Third, the Holy Spirit casts out fear in our hearts through love. We experience this love through faith in Jesus Christ. But we do not experience this love at all–and we do not experience ever more intimate knowledge of this love–apart from the Holy Spirit.

John Owen puts it this way:

There never was, nor is, nor ever will be the least particle of holiness in the world, but what flowing from Jesus Christ, is communicated by the Spirit, according to the truth and promise of the gospel. (The Holy Spirit: His Gifts and Power, 248.)
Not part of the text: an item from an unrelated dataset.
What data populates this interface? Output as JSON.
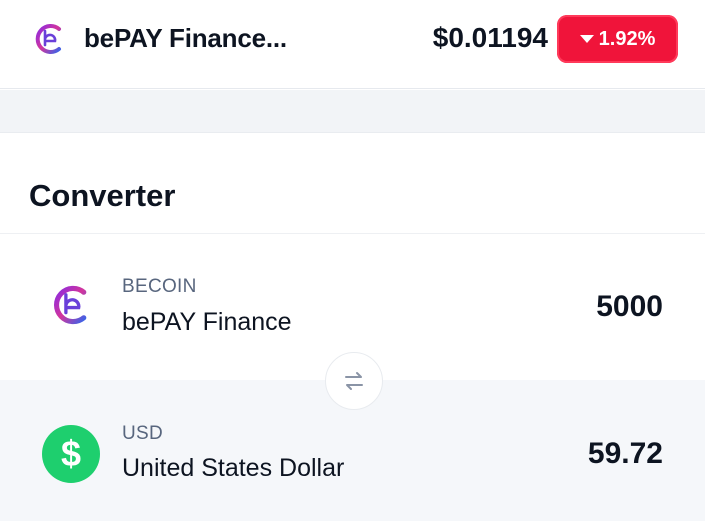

It is an ever-expanding experience of this love, then, that John says will cast out fear from our hearts. Over the course of our lives, as we feast on the great love of God for us–the love of the Father, the love of the Son, and the love of the Holy Spirit–this love expels fear from our hearts just as darkness is driven out of a room when someone turns on the lights.

Suggested Application

The best book I have read on experiencing the fullness of the love of God the Father, Son, and Holy Spirit is John Owen’s Communion with God, the work that I quoted a couple of times in this post. I read and enjoyed this edition, but John Owen published the book in 1657, so the language is sometimes difficult to understand. Thankfully, Kelly Kapic and Justin Taylor have edited a new edition into modern language, making the treasure of this book accessible to 21st century readers.

I would highly recommend reading through this book, and doing so slowly. I read it over the course of a year and was richly fed whenever I read a few pages. In fact, I felt spiritually gorged if I read more than a few pages at a time, which is why I recommend reading this book slowly.

The book drips with the practical experience and wisdom of a man who is brimming over with this love of God, and he carefully, patiently, and pastorally teaches us how to experience the fullness of this love. If you would like to come to know the fullness of God’s love for you, communing with each person of the Holy Trinity, this book is a fantastic way to do it.

And as you walk with Owen page by page, I pray that your love for Father, Son, and Holy Spirit will be deepened until, with Samuel Rutherford (in a quote that Joel Beeke is fond of repeating), you exclaim, “I know not which Divine Person I love the most–Father, Son, or Holy Ghost–but I know that I love each of them and need them all!”